Int J Biol Sci 2015; 11(8):948-960. doi:10.7150/ijbs.12468 This issue Cite
Research Paper
1. Center for Cancer and Stem Cell Biology, Institute of Biosciences and Technology, Texas A&M Health Science Center, Houston, TX, USA
2. Wenzhou Medical College, Wenzhou, Zhejiang, China
3. Department of Molecular and Cellular Medicine, College of Medicine, Texas A&M, Health Science Center, College Station, TX, USA.
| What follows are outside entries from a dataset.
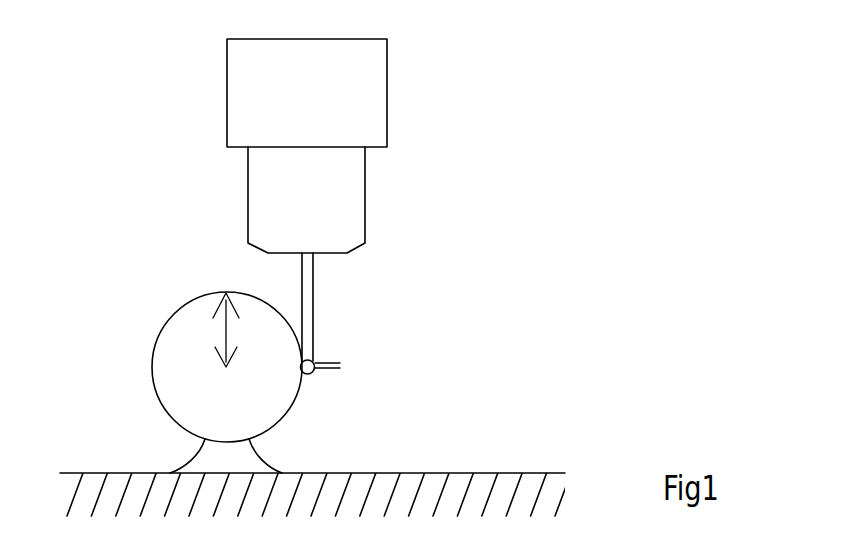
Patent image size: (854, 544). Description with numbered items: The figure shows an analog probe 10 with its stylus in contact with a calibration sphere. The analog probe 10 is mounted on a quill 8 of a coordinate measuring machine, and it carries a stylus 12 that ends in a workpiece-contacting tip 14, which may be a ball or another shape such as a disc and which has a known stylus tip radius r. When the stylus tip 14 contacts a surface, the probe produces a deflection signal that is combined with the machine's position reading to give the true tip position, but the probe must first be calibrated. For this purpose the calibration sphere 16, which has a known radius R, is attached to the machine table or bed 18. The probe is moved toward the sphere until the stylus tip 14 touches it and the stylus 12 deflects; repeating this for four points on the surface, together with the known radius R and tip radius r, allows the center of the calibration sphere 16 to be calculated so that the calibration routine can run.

The quill 8 is at (373, 75).
The analog probe 10 is at (350, 178).
The stylus 12 is at (311, 312).
The workpiece-contacting tip 14 is at (307, 375).
The stylus tip radius r is at (340, 368).
The calibration sphere 16 is at (163, 378).
The radius of the calibration sphere R is at (235, 330).
The machine table or bed 18 is at (526, 477).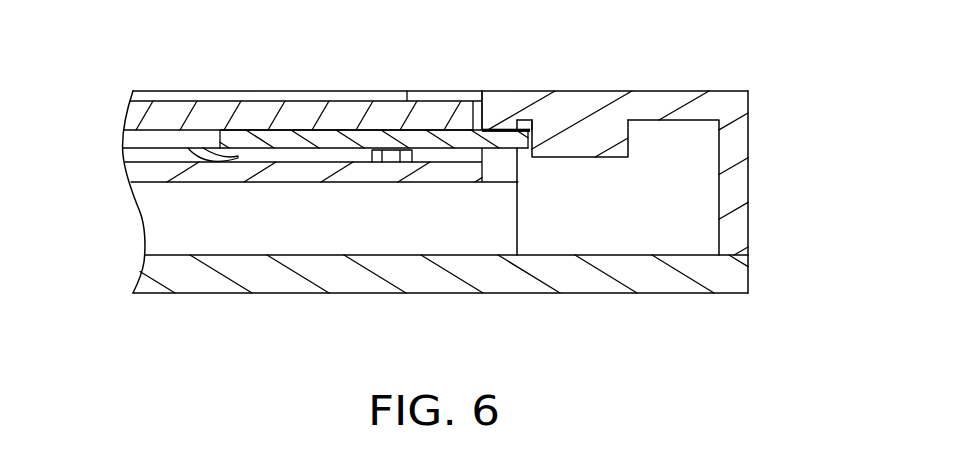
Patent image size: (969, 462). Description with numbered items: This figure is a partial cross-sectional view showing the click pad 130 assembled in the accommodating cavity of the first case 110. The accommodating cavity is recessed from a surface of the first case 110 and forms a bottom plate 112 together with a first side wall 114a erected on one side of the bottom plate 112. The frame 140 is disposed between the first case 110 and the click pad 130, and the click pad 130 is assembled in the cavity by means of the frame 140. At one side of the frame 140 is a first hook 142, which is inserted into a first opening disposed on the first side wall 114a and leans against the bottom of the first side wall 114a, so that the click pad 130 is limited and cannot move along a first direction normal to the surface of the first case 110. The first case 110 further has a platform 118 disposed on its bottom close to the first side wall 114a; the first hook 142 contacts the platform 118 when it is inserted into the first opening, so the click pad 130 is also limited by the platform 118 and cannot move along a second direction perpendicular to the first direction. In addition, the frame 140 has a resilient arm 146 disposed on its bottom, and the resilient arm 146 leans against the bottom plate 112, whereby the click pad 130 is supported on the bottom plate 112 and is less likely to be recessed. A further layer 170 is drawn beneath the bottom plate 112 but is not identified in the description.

The first case 110 is at (740, 179).
The bottom plate 112 is at (136, 174).
The first side wall 114a is at (492, 121).
The platform 118 is at (588, 137).
The click pad 130 is at (307, 110).
The frame 140 is at (256, 141).
The first hook 142 is at (504, 134).
The resilient arm 146 is at (190, 147).
The bottom plate 170 is at (740, 280).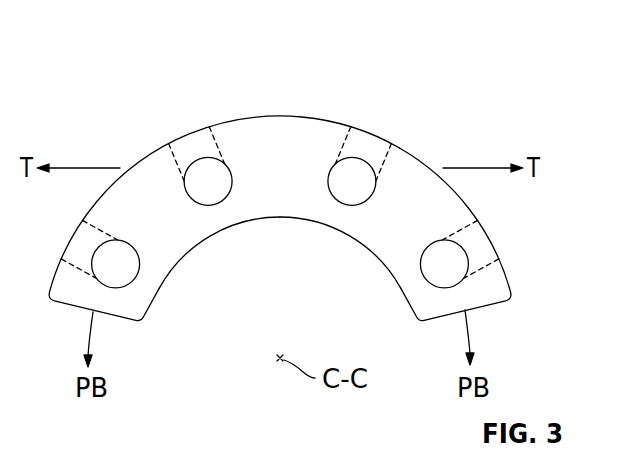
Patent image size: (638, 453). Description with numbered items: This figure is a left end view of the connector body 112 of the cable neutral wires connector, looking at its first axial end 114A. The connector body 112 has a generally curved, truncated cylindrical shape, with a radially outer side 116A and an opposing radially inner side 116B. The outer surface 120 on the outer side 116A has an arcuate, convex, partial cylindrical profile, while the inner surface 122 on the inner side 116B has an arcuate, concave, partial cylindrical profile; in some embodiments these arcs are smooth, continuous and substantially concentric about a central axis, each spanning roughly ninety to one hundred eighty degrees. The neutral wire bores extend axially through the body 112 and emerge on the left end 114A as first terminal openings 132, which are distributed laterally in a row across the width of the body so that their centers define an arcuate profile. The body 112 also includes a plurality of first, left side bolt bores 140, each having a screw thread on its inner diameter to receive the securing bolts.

# Current address: Transgenic and Gene Targeting Core, Georgia State University, Atlanta, GA, USA
Bone metastasis is the major cause of morbidity and mortality of prostate cancer (PCa). Fibroblast growth factor 9 (FGF9) has been reported to promote PCa bone metastasis. However, the mechanism by which overexpression of FGF9 promotes PCa progression and metastasis is still unknown. Herein, we report that transgenic mice forced to express FGF9 in prostate epithelial cells (F9TG) developed high grade prostatic intraepithelial neoplasia (PIN) in an expression level- and time-dependent manner. Moreover, FGF9/TRAMP bigenic mice (F9TRAMP) grew advanced PCa earlier and had higher frequencies of metastasis than TRAMP littermates. We observed tumor microenvironmental changes including hypercellularity and hyperproliferation in the stromal compartment of F9TG and F9TRAMP mice. Expression of TGFβ1, a key signaling molecule overexpressed in reactive stroma, was increased in F9TG and F9TRAMP prostates. Both in vivo and in vitro data indicated that FGF9 promoted TGFβ1 expression via increasing cJun-mediated signaling. Moreover, in silico analyses showed that the expression level of FGF9 was positively associated with expression of TGFβ1 and its downstream signaling molecules in human prostate cancers. Collectively, our data demonstrated that overexpressing FGF9 in PCa cells augmented the formation of reactive stroma and promoted PCa initiation and progression.
Keywords: fibroblast growth factor, receptor tyrosine kinase, conditional gene knockout, prostate cancer progression, EMT, reactive stroma.